1. Lesi minimal, bila proses mengenai sebagian dari satu atau dua paru dengan luas tidak lebih dari sela iga 2 depan (volume paru yang terletak di atas chondrosternal junction dari iga kedua depan dan prosesus spinosus dari vertebra torakalis 4 atau korpus vertebra torakalis 5), serta tidak dijumpai kavitas.

2. Lesi luas yaitu bila proses lebih luas dari lesi minimal.

2.2.3.6. Pemeriksaan Patologi

Pemeriksaan ini dilakukan untuk membantu menegakkan diagnosis TB paru. Bahkan jaringan dapat diperoleh melalui biopsi atau otopsi, yaitu :

1. Biopsi pleura (melalui torakoskopi atau dengan jarum abram, Cope, dan Veen Silverman).

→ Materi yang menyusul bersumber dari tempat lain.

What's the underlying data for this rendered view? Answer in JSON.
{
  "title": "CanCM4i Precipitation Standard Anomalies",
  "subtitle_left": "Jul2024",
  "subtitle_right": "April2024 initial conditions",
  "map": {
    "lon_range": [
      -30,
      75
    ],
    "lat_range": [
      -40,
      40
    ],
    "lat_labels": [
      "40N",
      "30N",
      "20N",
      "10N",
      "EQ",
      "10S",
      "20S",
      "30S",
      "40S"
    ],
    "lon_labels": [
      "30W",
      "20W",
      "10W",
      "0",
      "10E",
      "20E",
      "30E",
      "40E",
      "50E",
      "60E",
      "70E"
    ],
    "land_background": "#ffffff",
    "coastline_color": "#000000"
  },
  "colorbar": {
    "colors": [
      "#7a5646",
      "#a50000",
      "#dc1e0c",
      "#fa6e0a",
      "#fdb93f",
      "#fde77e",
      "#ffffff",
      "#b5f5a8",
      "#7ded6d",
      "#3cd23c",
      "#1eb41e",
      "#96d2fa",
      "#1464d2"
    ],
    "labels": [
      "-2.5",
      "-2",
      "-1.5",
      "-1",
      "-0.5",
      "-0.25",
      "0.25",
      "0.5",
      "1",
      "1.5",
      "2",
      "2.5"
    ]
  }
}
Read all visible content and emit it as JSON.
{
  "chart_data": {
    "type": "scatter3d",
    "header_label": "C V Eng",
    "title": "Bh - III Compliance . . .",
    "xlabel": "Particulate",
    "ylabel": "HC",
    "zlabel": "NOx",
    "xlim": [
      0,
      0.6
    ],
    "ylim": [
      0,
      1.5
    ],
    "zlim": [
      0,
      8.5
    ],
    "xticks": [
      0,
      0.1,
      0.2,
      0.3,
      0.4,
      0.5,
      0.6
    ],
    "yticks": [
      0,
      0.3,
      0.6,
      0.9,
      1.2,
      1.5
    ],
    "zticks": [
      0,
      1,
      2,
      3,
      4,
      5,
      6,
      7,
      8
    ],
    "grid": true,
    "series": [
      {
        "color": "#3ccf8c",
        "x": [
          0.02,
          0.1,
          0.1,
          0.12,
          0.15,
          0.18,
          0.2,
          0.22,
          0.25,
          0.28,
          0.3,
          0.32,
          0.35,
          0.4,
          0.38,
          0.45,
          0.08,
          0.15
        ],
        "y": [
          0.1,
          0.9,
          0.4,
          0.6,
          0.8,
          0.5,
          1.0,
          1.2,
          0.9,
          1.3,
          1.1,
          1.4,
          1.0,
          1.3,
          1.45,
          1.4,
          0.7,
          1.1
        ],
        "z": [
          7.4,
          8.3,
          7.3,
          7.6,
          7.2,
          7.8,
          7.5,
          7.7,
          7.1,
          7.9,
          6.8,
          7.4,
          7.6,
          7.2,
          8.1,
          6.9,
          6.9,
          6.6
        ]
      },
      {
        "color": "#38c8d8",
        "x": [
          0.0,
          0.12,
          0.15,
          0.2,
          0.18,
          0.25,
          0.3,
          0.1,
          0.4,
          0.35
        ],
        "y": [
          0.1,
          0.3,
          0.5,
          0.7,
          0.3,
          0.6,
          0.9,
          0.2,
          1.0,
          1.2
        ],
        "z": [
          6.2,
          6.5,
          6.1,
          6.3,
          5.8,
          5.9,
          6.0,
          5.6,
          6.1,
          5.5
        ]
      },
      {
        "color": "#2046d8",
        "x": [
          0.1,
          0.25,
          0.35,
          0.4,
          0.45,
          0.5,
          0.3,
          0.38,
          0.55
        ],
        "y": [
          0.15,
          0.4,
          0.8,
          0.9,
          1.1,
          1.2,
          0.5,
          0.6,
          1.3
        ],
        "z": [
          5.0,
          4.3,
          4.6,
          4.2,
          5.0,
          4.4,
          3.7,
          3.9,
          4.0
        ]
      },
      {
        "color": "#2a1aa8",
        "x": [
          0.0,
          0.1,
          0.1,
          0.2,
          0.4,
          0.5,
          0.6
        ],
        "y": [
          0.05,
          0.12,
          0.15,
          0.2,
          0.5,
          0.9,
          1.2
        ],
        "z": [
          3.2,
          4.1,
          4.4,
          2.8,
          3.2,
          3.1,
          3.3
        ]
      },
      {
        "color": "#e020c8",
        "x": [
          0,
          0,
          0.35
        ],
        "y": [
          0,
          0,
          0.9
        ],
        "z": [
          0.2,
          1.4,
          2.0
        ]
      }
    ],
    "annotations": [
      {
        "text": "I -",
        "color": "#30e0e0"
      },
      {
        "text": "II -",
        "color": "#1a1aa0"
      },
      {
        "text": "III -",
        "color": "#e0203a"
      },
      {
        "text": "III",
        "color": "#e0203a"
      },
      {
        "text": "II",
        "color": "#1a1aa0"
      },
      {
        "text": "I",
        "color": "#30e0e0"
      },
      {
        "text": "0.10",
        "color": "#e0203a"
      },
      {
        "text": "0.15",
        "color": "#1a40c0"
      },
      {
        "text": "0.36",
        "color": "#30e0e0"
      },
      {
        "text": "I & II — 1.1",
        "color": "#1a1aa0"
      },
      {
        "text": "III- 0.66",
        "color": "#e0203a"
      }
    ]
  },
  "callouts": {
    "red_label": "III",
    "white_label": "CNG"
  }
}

2. Biopsi jaringan paru (trans-bronchial lung biopsy / TBLB) dengan bronkoskopi, trans-thoracal biopsy / TTB, biopsi paru terbuka.

(18)

3. Otopsi.

Pada pemeriksaan biopsi sebaiknya diambil 2 sediaan, satu sediaan dimasukkan ke dalam larutan salin dan dikirim ke laboratorium mikrobiologi untuk dikultur serta sediaan yang kedua difiksasi untuk pemeriksaan patologi.

2.2.3.7. Tes Tuberkulin

Pemeriksaan intradermal ini (tes Mantoux) dilakukan untuk menunjukkan adanya reaksi imun tipe lambat yang spesifik untuk antigen mikobakterium pada seseorang. Reagen yang digunakan adalah berupa protein purified derivative (PPD). Hasil tes positif jika pemeriksaan dilakukan 2-10 minggu setelah infeksi. Dikatakan positif apabila terbentuk indurasi lebih dari 10 mm, intermediat apabila indurasi 5-9 mm, negatif apabila indurasi kurang dari 4 mm (Mohapatra, 2009).

(19)

2.3. Limfadenitis Tuberkulosis 2.3.1. Definisi

Limfadenitis merupakan peradangan pada kelenjar limfe atau getah bening. Jadi, limfadenitis tuberkulosis (TB) merupakan peradangan pada kelenjar limfe atau getah bening yang disebabkan oleh basil tuberkulosis (Ioachim, 2009).

2.3.2. Epidemiologi

Tuberkulosis dapat melibatkan berbagai sistem organ di tubuh. Meskipun TB pulmoner adalah yang paling banyak, TB ekstrapulmoner juga merupakan salah satu masalah klinis yang penting. Istilah TB ekstrapulmoner digunakan pada tuberkulosis yang terjadi selain pada paru-paru. Berdasarkan epidemiologi TB ekstrapulmoner merupakan 15-20% dari semua kasus TB pada pasien HIV-negatif, dimana limfadenitis TB merupakan bentuk terbanyak (35% dari semua TB ekstrapulmoner). Sedangkan pada pasien dengan HIV-positif TB ekstrapulmoner adalah lebih dari 50% kasus TB, dimana limfadenitis tetap yang terbanyak yaitu 35% dari TB ekstrapulmoner (Sharma, 2004).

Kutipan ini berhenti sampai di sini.